Closes the ASP loophole. If you operate a modified version of AGPL'd code as a network service, you must offer the source code to every user of that service. SaaS counts. This is the only common license where simply running an app triggers source-disclosure obligations. Notable AGPL projects in JS ecosystem: Grafana (relicensed 2024), Plausible self-hosted, Element Web, Ghost CMS.

Source-available (looks open, isn't)

SSPL (Server Side Public License)

Mongo's license post-2018. If you offer the SSPL'd software "as a service," you must also publish the source of all programs you use to run the service. Most cloud providers won't touch SSPL because compliance is essentially impossible. Not OSI-approved. Don't include SSPL code in a SaaS unless you've actually read the implications and decided it's fine.

BSL / BUSL (Business Source License)

Time-delayed open source. Code starts proprietary; after a change date (typically 3-4 years), it converts to a permissive license. Used by CockroachDB, MariaDB MaxScale, Sentry, HashiCorp Terraform (since August 2023). During the proprietary phase, restrictions vary by project — usually you can't offer the software as a competing service.
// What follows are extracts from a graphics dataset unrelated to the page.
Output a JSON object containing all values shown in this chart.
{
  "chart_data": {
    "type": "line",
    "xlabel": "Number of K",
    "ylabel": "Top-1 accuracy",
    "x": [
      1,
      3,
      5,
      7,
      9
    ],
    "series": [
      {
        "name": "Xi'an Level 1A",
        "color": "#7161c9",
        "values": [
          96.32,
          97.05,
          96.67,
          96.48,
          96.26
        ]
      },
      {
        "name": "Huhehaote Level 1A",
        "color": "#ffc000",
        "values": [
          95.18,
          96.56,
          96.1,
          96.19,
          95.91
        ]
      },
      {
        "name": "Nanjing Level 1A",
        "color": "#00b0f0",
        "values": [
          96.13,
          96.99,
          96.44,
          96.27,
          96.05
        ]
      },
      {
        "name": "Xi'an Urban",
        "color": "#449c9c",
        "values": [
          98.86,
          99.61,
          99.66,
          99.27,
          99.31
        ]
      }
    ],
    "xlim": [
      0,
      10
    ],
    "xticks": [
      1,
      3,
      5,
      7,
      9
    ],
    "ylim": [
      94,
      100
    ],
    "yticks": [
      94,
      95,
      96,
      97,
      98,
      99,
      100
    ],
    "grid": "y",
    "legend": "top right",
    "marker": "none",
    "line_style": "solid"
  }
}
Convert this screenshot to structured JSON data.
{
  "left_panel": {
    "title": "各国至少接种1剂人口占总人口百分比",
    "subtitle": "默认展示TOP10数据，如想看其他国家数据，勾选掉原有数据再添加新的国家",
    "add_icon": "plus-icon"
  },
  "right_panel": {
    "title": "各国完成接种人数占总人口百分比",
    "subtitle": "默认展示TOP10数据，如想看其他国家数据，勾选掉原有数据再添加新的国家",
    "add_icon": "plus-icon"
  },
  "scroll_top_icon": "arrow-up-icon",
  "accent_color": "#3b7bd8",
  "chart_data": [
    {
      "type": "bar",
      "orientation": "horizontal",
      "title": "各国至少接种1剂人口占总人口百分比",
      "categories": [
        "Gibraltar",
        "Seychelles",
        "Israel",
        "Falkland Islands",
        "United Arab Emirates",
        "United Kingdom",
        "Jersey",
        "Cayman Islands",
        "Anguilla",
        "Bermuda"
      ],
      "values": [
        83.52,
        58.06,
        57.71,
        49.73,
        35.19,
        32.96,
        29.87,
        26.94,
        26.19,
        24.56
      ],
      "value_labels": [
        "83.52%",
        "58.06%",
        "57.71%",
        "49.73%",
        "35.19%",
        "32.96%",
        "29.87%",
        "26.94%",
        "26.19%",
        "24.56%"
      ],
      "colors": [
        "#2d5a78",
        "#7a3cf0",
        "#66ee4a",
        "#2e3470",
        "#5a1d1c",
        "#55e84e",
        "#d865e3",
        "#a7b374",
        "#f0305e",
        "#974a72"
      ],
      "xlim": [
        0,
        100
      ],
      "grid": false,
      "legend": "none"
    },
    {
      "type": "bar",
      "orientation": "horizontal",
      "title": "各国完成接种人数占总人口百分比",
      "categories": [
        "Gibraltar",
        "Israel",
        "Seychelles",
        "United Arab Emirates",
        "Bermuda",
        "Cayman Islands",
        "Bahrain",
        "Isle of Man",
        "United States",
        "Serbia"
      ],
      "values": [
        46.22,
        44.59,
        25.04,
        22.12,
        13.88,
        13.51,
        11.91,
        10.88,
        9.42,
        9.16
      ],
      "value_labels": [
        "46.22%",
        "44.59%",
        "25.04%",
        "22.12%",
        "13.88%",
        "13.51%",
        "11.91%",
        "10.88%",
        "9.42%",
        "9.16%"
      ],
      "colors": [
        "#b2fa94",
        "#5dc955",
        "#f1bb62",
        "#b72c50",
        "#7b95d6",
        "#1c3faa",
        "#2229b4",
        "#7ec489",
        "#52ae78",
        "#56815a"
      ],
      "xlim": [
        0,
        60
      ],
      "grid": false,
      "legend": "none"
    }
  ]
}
Commons Clause + permissive base

Permissive license (typically Apache 2.0) plus a rider banning commercial "selling" of the software. Used by Redis (until they switched), Elastic (before they switched), and several others. Not OSI-approved. Compliance turns on whether your use counts as "selling" the software, which is fact-specific.

What AI tools commonly reproduce, and what to watch for

• Snippets that look like Lodash, Ramda, date-fns helpers — almost always MIT or BSD. Safe to use, attribution recommended.
• Snippets that look like React internals — MIT. Same.
• Snippets that look like Apollo Server, Apollo Client — MIT. Same.
• Snippets that look like Three.js — MIT. Same.
• Snippets that look like Mermaid, jsxgraph, or visualization libraries — sometimes LGPL or AGPL. Check before bundling.
• Snippets that look like CMS templates — sometimes Ghost CMS (AGPL) or WordPress (GPL). If a chunk of CMS code shows up in your bundle and you can't identify the source, scan.
• Snippets that look like analytics dashboards — sometimes Grafana (AGPL since 2024). Audit.

License compatibility

Some licenses can be combined; some can't. Quick guide:

1. Permissive (MIT, Apache, BSD) + anything → fine. Permissive code is compatible with everything.
2. Permissive + GPL → fine, but the combined work must be GPL-licensed.
3. MPL + GPL/LGPL → tricky historically, but MPL 2.0 explicitly added compatibility with GPL/LGPL.
4. AGPL + GPL → fine, with attention to network-use obligations.
5. Apache 2.0 + GPL-2.0 → NOT compatible (patent retaliation clauses conflict). GPL-3.0 fixed this; Apache 2.0 + GPL-3.0 is compatible.
6. SSPL + anything proprietary → essentially impossible to comply with.

Practical guidance

1. Most vibe-coded apps run on a 99% MIT/Apache/BSD dependency tree. Generate a license report with `npx license-checker --production` to confirm.
2. If anything reports as AGPL, GPL, LGPL, MPL, SSPL, or "UNKNOWN" — investigate. Most often these are LGPL libraries used for visualization or CMS-adjacent functionality.
3. Bundle-scan in addition to tree-scan. Tree-scanning catches packages you installed; bundle-scanning catches code your AI tool reproduced from a copyleft project without preserving the license header.
4. If you're shipping commercial SaaS, the safe-list is: MIT, Apache 2.0, BSD, ISC, 0BSD, MPL 2.0 (with file-level attention), LGPL (with caveats). Everything else needs an explicit decision.